Alexandre fut vaincu par la maladie, insidieuse et sauvage, implacable, qui le ter­rassa et le jeta à terre un soir de banquet, à Babylone. L’habitait alors encore cette insatiable soif de conquête, d’infini et d’éternité, cette force immense d’un homme qui, ayant fini sa vie, ne savait pas mourir.

Pour seul cortège, Laurent Gaudé

Alexandre fut vaincu par la maladie, insidieuse et sauvage, implacable, qui le ter­rassa et le jeta à terre un soir de banquet, à Babylone. L’habitait alors encore cette insatiable soif de conquête, d’infini et d’éternité, cette force immense d’un homme qui, ayant fini sa vie, ne savait pas mourir.

Vers le monarque dépéris­sant, deux voix convergent et transformeront l’Histoire en lé­gende. Des montagnes de l’Arie vient Dryptéis, fille du Grand Roi Darius et veuve d’Héphais­tion, arrachée à la paix par un empire qui ne veut pas l’oublier. Depuis Pâtalipoutra, dans l’Inde lointaine, un mystérieux mes­sage est porté à travers l’Asie jusqu’aux portes de Babylone. Le conquérant expirera peu après l’avoir reçu, laissant der­rière lui un empire aussitôt rompu, balayé par les vents terribles de la guerre. Dryptéis, arrivée à temps au chevet du souverain, voyant de nouveau un monde sombrer, s’attachera alors au cortège funéraire du Macédonien. Guidée par la voix d’Alexandre, elle parviendra à l’arracher au « marbre lourd de l’Histoire » pour lui ouvrir les portes de l’éternité.
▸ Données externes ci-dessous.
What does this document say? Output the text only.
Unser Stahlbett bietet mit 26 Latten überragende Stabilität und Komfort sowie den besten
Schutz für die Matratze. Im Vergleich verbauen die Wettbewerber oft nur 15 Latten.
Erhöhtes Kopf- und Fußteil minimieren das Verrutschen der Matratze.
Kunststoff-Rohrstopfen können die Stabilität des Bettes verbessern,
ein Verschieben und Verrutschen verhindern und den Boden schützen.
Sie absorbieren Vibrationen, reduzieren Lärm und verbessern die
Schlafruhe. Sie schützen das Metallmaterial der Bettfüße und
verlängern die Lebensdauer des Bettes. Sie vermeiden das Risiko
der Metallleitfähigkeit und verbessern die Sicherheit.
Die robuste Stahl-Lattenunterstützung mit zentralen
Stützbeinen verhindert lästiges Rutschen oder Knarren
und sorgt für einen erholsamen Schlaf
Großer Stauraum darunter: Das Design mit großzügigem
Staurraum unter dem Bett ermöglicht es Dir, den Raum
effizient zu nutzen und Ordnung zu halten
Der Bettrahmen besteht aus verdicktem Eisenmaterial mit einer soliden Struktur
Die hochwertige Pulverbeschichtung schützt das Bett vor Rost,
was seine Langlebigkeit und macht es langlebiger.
Laurent Gaudé, récipiendaire en 2004 du prix Goncourt pour Le soleil des Scorta, s’attaque ici à l’une des figures les plus imposantes de l’Histoire, pour mieux la lui arracher. Sous la plume de l’écrivain, élégante et évocatrice, puissante mais fine, Alexandre le Grand se ma­gnifie, et l’immensité du per­sonnage transcende l’égoïsme de son oeuvre pour toucher au sublime et à la légende. Le Macédonien n’est plus un roi, mais un mythe, une âme tourmentée mais grandiose. Et pourtant, Alexandre n’est guère, tout au long du roman, qu’un souffle, qu’une présence légère mais immense. Sa voix se mêle à celles, fortes et pro­fondes, d’Éricléops, messager fidèle, de Tarkilias, garde du corps jusque par-delà la mort, et enfin de Dryptéis, première et dernière des pleureuses de son vainqueur. C’est elle qui semble, autant qu’Alexandre, porter le poids de l’empire et de l’Histoire sur ses épaules. C’est vers elle que convergeront les derniers compagnons du sou­verain. C’est avec elle, surtout, que l’ultime message apporté au roi prendra tout son sens.

Roman choral, porté par une écriture splendide, Pour seul cortège tire sa force de ces voix multiples qui, comme prises dans un torrent indomptable, se heurtent et s’entremêlent, avançant toujours. Dialogues et descriptions sont rares, rendus accessoires par le souffle puis­sant du récit : ne demeurent que l’enchaînement des événe­ments et des pensées, la beauté des âmes nues, emportées malgré elles. Laurent Gaudé, avec cette oeuvre épique et mystique, va au-delà de l’his­toire, qui ne se révèle à nous que par petites touches fu­gaces. Devant Roxane, devant Ptolémée et Perdiccas, aux côtés d’Alexandre, il y a Dryp­téis, Tarkilias et Éricléops. De­vant l’Histoire, il y a le mythe. Et la légende.